P.K. Subban, lui, faisait de la corde à danser. Avec une habileté, une vitesse et une variété de mouvements à couper le souffle. On aurait dit un champion boxeur, pour qui cet exercice est fondamental.

- Dis donc, P.K., où as-tu appris ça?

- Mon père s'entraînait ainsi pour le basketball, afin d'augmenter la rapidité de ses pieds. J'ai commencé à faire de la corde à danser à l'âge de 7 ou 8 ans et je n'ai jamais arrêté.

Non, ce n'est pas pour rien que Subban est capable de réussir des «spin-o-ramas» qui impressionnent Serge Savard, lui-même un spécialiste de cette feinte à l'époque du «Big Three» à la ligne bleue du Canadien.

Les séries éliminatoires qui commencent demain pourraient devenir un merveilleux tremplin pour P.K. Subban.
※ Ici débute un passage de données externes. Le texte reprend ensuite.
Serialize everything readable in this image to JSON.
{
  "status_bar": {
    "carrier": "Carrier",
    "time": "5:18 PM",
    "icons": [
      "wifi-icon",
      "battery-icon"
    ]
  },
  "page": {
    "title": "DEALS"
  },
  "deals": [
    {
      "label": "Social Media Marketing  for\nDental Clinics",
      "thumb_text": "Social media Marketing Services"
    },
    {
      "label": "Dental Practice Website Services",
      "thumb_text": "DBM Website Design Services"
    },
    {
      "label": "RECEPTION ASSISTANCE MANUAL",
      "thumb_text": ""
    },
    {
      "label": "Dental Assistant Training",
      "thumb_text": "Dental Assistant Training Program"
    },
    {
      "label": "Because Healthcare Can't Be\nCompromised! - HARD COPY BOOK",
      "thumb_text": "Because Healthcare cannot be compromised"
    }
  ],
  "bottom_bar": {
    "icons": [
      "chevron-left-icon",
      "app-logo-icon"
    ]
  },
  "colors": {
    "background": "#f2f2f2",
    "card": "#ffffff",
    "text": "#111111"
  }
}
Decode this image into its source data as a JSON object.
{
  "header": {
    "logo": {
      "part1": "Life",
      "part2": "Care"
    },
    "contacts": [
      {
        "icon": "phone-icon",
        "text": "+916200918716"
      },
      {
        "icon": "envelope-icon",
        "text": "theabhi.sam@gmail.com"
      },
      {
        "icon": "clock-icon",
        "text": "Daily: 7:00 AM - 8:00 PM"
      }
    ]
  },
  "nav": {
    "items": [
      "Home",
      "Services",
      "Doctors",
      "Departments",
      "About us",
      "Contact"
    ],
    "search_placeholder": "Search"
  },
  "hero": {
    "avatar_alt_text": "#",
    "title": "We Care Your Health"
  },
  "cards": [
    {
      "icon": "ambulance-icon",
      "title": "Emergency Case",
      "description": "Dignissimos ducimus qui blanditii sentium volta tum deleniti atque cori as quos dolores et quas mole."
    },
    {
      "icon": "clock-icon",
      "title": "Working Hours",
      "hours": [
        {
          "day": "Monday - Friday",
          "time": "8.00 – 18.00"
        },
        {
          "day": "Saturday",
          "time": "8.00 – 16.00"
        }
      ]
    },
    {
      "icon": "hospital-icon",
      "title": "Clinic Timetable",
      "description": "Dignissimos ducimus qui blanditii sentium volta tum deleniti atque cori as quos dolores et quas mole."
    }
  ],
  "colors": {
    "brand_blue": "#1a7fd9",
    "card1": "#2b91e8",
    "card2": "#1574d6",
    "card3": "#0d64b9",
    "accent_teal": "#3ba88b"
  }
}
Il sera confronté à Erik Karlsson, une autre supervedette de la LNH. Les yeux de tous les amateurs seront rivés sur ces deux jeunes et brillants défenseurs.

La série sera serrée. Et au bout du compte, si la troupe de Michel Therrien élimine les Sénateurs, P.K. Subban aura sûrement eu son mot à dire. Sans être le capitaine du Canadien, il est désormais le vrai leader de l'équipe.